Gilligan and Chodorow agree that the consequence of this psychosexual development of the young child are certain personality patterns among the adults of the species. The male has a more firmly established sense of ego boundaries; the distinction between self and other is more rigid. For females the boundaries between self and other are more fluid. Women are more predisposed to show feelings of empathy and sympathy for the other. Each of these personality patterns brings with it certain deformations as well. Males experience closeness and bonding as a threat to their person, whereas females have a hard time establishing a firm sense of identity and individuality over and against the claims of others.

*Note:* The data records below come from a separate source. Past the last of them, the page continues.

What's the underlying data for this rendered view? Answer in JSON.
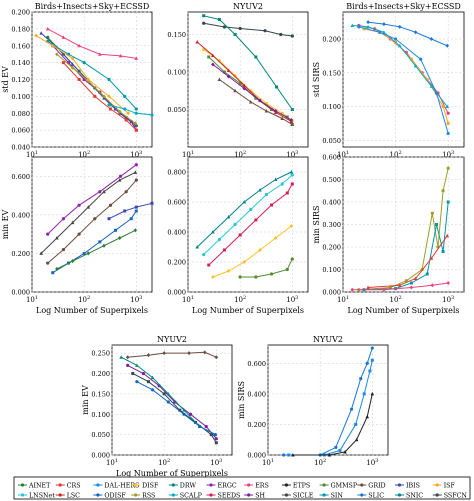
{
  "figure": {
    "caption_xlabel": "Log Number of Superpixels",
    "legend_entries": [
      "AINET",
      "CRS",
      "DAL-HERS",
      "DISF",
      "DRW",
      "ERGC",
      "ERS",
      "ETPS",
      "GMMSP",
      "GRID",
      "IBIS",
      "ISF",
      "LNSNet",
      "LSC",
      "ODISF",
      "RSS",
      "SCALP",
      "SEEDS",
      "SH",
      "SICLE",
      "SIN",
      "SLIC",
      "SNIC",
      "SSFCN"
    ],
    "legend_colors": [
      "#2e7d32",
      "#e53935",
      "#1e88e5",
      "#fbc02d",
      "#00897b",
      "#8e24aa",
      "#ec407a",
      "#212121",
      "#558b2f",
      "#6d4c41",
      "#3949ab",
      "#f9a825",
      "#26c6da",
      "#c62828",
      "#1565c0",
      "#9e9d24",
      "#00acc1",
      "#d81b60",
      "#7b1fa2",
      "#424242",
      "#0097a7",
      "#1976d2",
      "#00838f",
      "#37474f"
    ]
  },
  "chart_data": [
    {
      "id": "p1",
      "type": "line",
      "title": "Birds+Insects+Sky+ECSSD",
      "ylabel": "std EV",
      "xlabel": "",
      "xscale": "log",
      "xlim": [
        10,
        2000
      ],
      "ylim": [
        0.04,
        0.2
      ],
      "yticks": [
        "0.040",
        "0.060",
        "0.080",
        "0.100",
        "0.120",
        "0.140",
        "0.160",
        "0.180",
        "0.200"
      ],
      "xticks": [
        "10^1",
        "10^2",
        "10^3"
      ],
      "series": [
        {
          "x": [
            20,
            40,
            80,
            160,
            320,
            640,
            1000
          ],
          "y": [
            0.17,
            0.15,
            0.13,
            0.11,
            0.09,
            0.075,
            0.065
          ]
        },
        {
          "x": [
            25,
            50,
            100,
            200,
            400,
            800,
            1000
          ],
          "y": [
            0.16,
            0.14,
            0.12,
            0.105,
            0.085,
            0.07,
            0.06
          ]
        },
        {
          "x": [
            15,
            30,
            60,
            120,
            240,
            480,
            960
          ],
          "y": [
            0.175,
            0.158,
            0.138,
            0.118,
            0.098,
            0.08,
            0.066
          ]
        },
        {
          "x": [
            30,
            60,
            120,
            240,
            480,
            960
          ],
          "y": [
            0.15,
            0.134,
            0.118,
            0.1,
            0.082,
            0.068
          ]
        },
        {
          "x": [
            20,
            50,
            100,
            300,
            600,
            1000
          ],
          "y": [
            0.165,
            0.15,
            0.14,
            0.12,
            0.1,
            0.085
          ]
        },
        {
          "x": [
            40,
            80,
            160,
            320,
            640,
            1000
          ],
          "y": [
            0.14,
            0.12,
            0.1,
            0.085,
            0.072,
            0.06
          ]
        },
        {
          "x": [
            20,
            40,
            80,
            200,
            500,
            1000
          ],
          "y": [
            0.18,
            0.17,
            0.16,
            0.15,
            0.148,
            0.145
          ]
        },
        {
          "x": [
            12,
            25,
            60,
            120,
            300,
            700
          ],
          "y": [
            0.172,
            0.16,
            0.145,
            0.12,
            0.1,
            0.08
          ]
        },
        {
          "x": [
            300,
            600,
            1000,
            2000
          ],
          "y": [
            0.09,
            0.085,
            0.08,
            0.078
          ]
        }
      ]
    },
    {
      "id": "p2",
      "type": "line",
      "title": "NYUV2",
      "ylabel": "",
      "xlabel": "",
      "xscale": "log",
      "xlim": [
        10,
        2000
      ],
      "ylim": [
        0.0,
        0.18
      ],
      "yticks": [
        "0.050",
        "0.100",
        "0.150"
      ],
      "xticks": [
        "10^1",
        "10^2",
        "10^3"
      ],
      "series": [
        {
          "x": [
            20,
            40,
            80,
            160,
            320,
            640,
            1000
          ],
          "y": [
            0.13,
            0.115,
            0.095,
            0.075,
            0.058,
            0.045,
            0.035
          ]
        },
        {
          "x": [
            25,
            50,
            100,
            200,
            400,
            800,
            1000
          ],
          "y": [
            0.12,
            0.1,
            0.085,
            0.065,
            0.05,
            0.04,
            0.03
          ]
        },
        {
          "x": [
            15,
            30,
            60,
            120,
            240,
            480,
            960
          ],
          "y": [
            0.14,
            0.122,
            0.102,
            0.082,
            0.062,
            0.046,
            0.034
          ]
        },
        {
          "x": [
            30,
            60,
            120,
            240,
            480,
            960
          ],
          "y": [
            0.11,
            0.094,
            0.078,
            0.062,
            0.048,
            0.036
          ]
        },
        {
          "x": [
            20,
            50,
            100,
            300,
            600,
            1000
          ],
          "y": [
            0.165,
            0.16,
            0.158,
            0.155,
            0.15,
            0.148
          ]
        },
        {
          "x": [
            20,
            40,
            80,
            200,
            500,
            1000
          ],
          "y": [
            0.175,
            0.17,
            0.15,
            0.12,
            0.08,
            0.05
          ]
        },
        {
          "x": [
            40,
            80,
            160,
            320,
            640,
            1000
          ],
          "y": [
            0.09,
            0.075,
            0.06,
            0.048,
            0.038,
            0.03
          ]
        }
      ]
    },
    {
      "id": "p3",
      "type": "line",
      "title": "Birds+Insects+Sky+ECSSD",
      "ylabel": "std SIRS",
      "xlabel": "",
      "xscale": "log",
      "xlim": [
        10,
        2000
      ],
      "ylim": [
        0.04,
        0.24
      ],
      "yticks": [
        "0.050",
        "0.100",
        "0.150",
        "0.200"
      ],
      "xticks": [
        "10^1",
        "10^2",
        "10^3"
      ],
      "series": [
        {
          "x": [
            20,
            40,
            80,
            160,
            320,
            640,
            1000
          ],
          "y": [
            0.22,
            0.215,
            0.2,
            0.18,
            0.15,
            0.12,
            0.09
          ]
        },
        {
          "x": [
            25,
            50,
            100,
            200,
            400,
            800,
            1000
          ],
          "y": [
            0.215,
            0.21,
            0.195,
            0.17,
            0.14,
            0.1,
            0.075
          ]
        },
        {
          "x": [
            15,
            30,
            60,
            120,
            240,
            480,
            960
          ],
          "y": [
            0.22,
            0.218,
            0.21,
            0.19,
            0.16,
            0.13,
            0.1
          ]
        },
        {
          "x": [
            30,
            60,
            120,
            240,
            480,
            960
          ],
          "y": [
            0.225,
            0.222,
            0.218,
            0.21,
            0.2,
            0.19
          ]
        },
        {
          "x": [
            20,
            50,
            100,
            300,
            600,
            1000
          ],
          "y": [
            0.218,
            0.21,
            0.2,
            0.17,
            0.12,
            0.06
          ]
        }
      ]
    },
    {
      "id": "p4",
      "type": "line",
      "title": "",
      "ylabel": "min EV",
      "xlabel": "Log Number of Superpixels",
      "xscale": "log",
      "xlim": [
        10,
        2000
      ],
      "ylim": [
        0.0,
        0.7
      ],
      "yticks": [
        "0.000",
        "0.200",
        "0.400",
        "0.600"
      ],
      "xticks": [
        "10^1",
        "10^2",
        "10^3"
      ],
      "series": [
        {
          "x": [
            20,
            40,
            80,
            160,
            320,
            640,
            1000
          ],
          "y": [
            0.15,
            0.22,
            0.3,
            0.38,
            0.45,
            0.52,
            0.58
          ]
        },
        {
          "x": [
            25,
            50,
            100,
            200,
            400,
            800,
            1000
          ],
          "y": [
            0.1,
            0.15,
            0.2,
            0.26,
            0.32,
            0.38,
            0.42
          ]
        },
        {
          "x": [
            15,
            30,
            60,
            120,
            240,
            480,
            960
          ],
          "y": [
            0.2,
            0.28,
            0.36,
            0.44,
            0.52,
            0.58,
            0.62
          ]
        },
        {
          "x": [
            30,
            60,
            120,
            240,
            480,
            960
          ],
          "y": [
            0.12,
            0.16,
            0.2,
            0.24,
            0.28,
            0.32
          ]
        },
        {
          "x": [
            20,
            40,
            80,
            200,
            500,
            1000
          ],
          "y": [
            0.3,
            0.38,
            0.45,
            0.52,
            0.6,
            0.66
          ]
        },
        {
          "x": [
            300,
            600,
            1000,
            2000
          ],
          "y": [
            0.38,
            0.42,
            0.44,
            0.46
          ]
        }
      ]
    },
    {
      "id": "p5",
      "type": "line",
      "title": "",
      "ylabel": "",
      "xlabel": "Log Number of Superpixels",
      "xscale": "log",
      "xlim": [
        10,
        2000
      ],
      "ylim": [
        0.0,
        0.9
      ],
      "yticks": [
        "0.000",
        "0.200",
        "0.400",
        "0.600",
        "0.800"
      ],
      "xticks": [
        "10^1",
        "10^2",
        "10^3"
      ],
      "series": [
        {
          "x": [
            20,
            40,
            80,
            160,
            320,
            640,
            1000
          ],
          "y": [
            0.25,
            0.35,
            0.45,
            0.55,
            0.65,
            0.72,
            0.78
          ]
        },
        {
          "x": [
            25,
            50,
            100,
            200,
            400,
            800,
            1000
          ],
          "y": [
            0.18,
            0.28,
            0.38,
            0.48,
            0.58,
            0.66,
            0.72
          ]
        },
        {
          "x": [
            15,
            30,
            60,
            120,
            240,
            480,
            960
          ],
          "y": [
            0.3,
            0.4,
            0.5,
            0.6,
            0.68,
            0.75,
            0.8
          ]
        },
        {
          "x": [
            30,
            60,
            120,
            240,
            480,
            960
          ],
          "y": [
            0.1,
            0.14,
            0.2,
            0.28,
            0.36,
            0.44
          ]
        },
        {
          "x": [
            100,
            200,
            400,
            800,
            1000
          ],
          "y": [
            0.1,
            0.1,
            0.12,
            0.15,
            0.22
          ]
        }
      ]
    },
    {
      "id": "p6",
      "type": "line",
      "title": "",
      "ylabel": "min SIRS",
      "xlabel": "Log Number of Superpixels",
      "xscale": "log",
      "xlim": [
        10,
        2000
      ],
      "ylim": [
        0.0,
        0.6
      ],
      "yticks": [
        "0.000",
        "0.100",
        "0.200",
        "0.300",
        "0.400",
        "0.500",
        "0.600"
      ],
      "xticks": [
        "10^1",
        "10^2",
        "10^3"
      ],
      "series": [
        {
          "x": [
            20,
            80,
            160,
            320,
            500,
            640,
            800,
            1000
          ],
          "y": [
            0.01,
            0.02,
            0.05,
            0.1,
            0.35,
            0.2,
            0.45,
            0.55
          ]
        },
        {
          "x": [
            25,
            100,
            200,
            400,
            600,
            800,
            1000
          ],
          "y": [
            0.01,
            0.015,
            0.04,
            0.08,
            0.3,
            0.18,
            0.4
          ]
        },
        {
          "x": [
            30,
            120,
            240,
            480,
            960
          ],
          "y": [
            0.02,
            0.03,
            0.06,
            0.15,
            0.25
          ]
        },
        {
          "x": [
            15,
            60,
            200,
            500,
            1000
          ],
          "y": [
            0.01,
            0.01,
            0.02,
            0.03,
            0.04
          ]
        }
      ]
    },
    {
      "id": "p7",
      "type": "line",
      "title": "NYUV2",
      "ylabel": "min EV",
      "xlabel": "Log Number of Superpixels",
      "xscale": "log",
      "xlim": [
        10,
        2000
      ],
      "ylim": [
        0.0,
        0.27
      ],
      "yticks": [
        "0.000",
        "0.050",
        "0.100",
        "0.150",
        "0.200",
        "0.250"
      ],
      "xticks": [
        "10^1",
        "10^2",
        "10^3"
      ],
      "series": [
        {
          "x": [
            20,
            40,
            80,
            160,
            320,
            640,
            1000
          ],
          "y": [
            0.22,
            0.2,
            0.17,
            0.13,
            0.1,
            0.07,
            0.04
          ]
        },
        {
          "x": [
            25,
            50,
            100,
            200,
            400,
            800,
            1000
          ],
          "y": [
            0.2,
            0.18,
            0.15,
            0.11,
            0.08,
            0.05,
            0.03
          ]
        },
        {
          "x": [
            15,
            30,
            60,
            120,
            240,
            480,
            960
          ],
          "y": [
            0.24,
            0.22,
            0.19,
            0.15,
            0.11,
            0.07,
            0.05
          ]
        },
        {
          "x": [
            20,
            50,
            100,
            300,
            600,
            1000
          ],
          "y": [
            0.24,
            0.245,
            0.25,
            0.25,
            0.252,
            0.24
          ]
        },
        {
          "x": [
            30,
            60,
            120,
            240,
            480,
            960
          ],
          "y": [
            0.18,
            0.16,
            0.13,
            0.1,
            0.07,
            0.05
          ]
        }
      ]
    },
    {
      "id": "p8",
      "type": "line",
      "title": "NYUV2",
      "ylabel": "min SIRS",
      "xlabel": "",
      "xscale": "log",
      "xlim": [
        10,
        2000
      ],
      "ylim": [
        0.0,
        0.72
      ],
      "yticks": [
        "0.000",
        "0.200",
        "0.400",
        "0.600"
      ],
      "xticks": [
        "10^1",
        "10^2",
        "10^3"
      ],
      "series": [
        {
          "x": [
            20,
            100,
            200,
            400,
            600,
            800,
            1000
          ],
          "y": [
            0.0,
            0.0,
            0.05,
            0.3,
            0.5,
            0.6,
            0.7
          ]
        },
        {
          "x": [
            25,
            120,
            240,
            480,
            700,
            900,
            1000
          ],
          "y": [
            0.0,
            0.0,
            0.03,
            0.2,
            0.4,
            0.55,
            0.62
          ]
        },
        {
          "x": [
            30,
            150,
            300,
            500,
            800,
            1000
          ],
          "y": [
            0.0,
            0.0,
            0.02,
            0.1,
            0.25,
            0.4
          ]
        }
      ]
    }
  ]
}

This psychosexual model, as we know by now, is not a theory which explains the emergence of gender difference; it simply gives us a scheme for its “reproduction.” In this model the mothering figure is already a female; the father is absent during the first three years of the child’s life. It is also assumed that mothering is socially denigrated by the larger societal context so that the young male child learns to associate this activity with negative characteristics and values or at least with highly ambivalent ones. Chodorow’s model presupposes gender difference in its characteristically modern form; it does not explain its historical and social constitution. This model presupposes the patriarchal denigration of female gender attributes; it explains their repro­duction but not their historical origin. To the extent to which Gilligan relied on this model, she also did not explain the social construction of gender: on the one hand she identified its neglect by mainstream psychological theory, and on the other hand called attention to its persistence within these theories as a continuing but inexplicit subtext.

Linda Kerber is right that gender difference is left unexplained in Gilligan’s work. For this task we have to move from moral theory to a social theory of gender relations; we have to leave behind psychological theory for a histori­cal sociology of the development and constitution of gender. Gender as an analytical category thus subverts established disciplinary boundaries.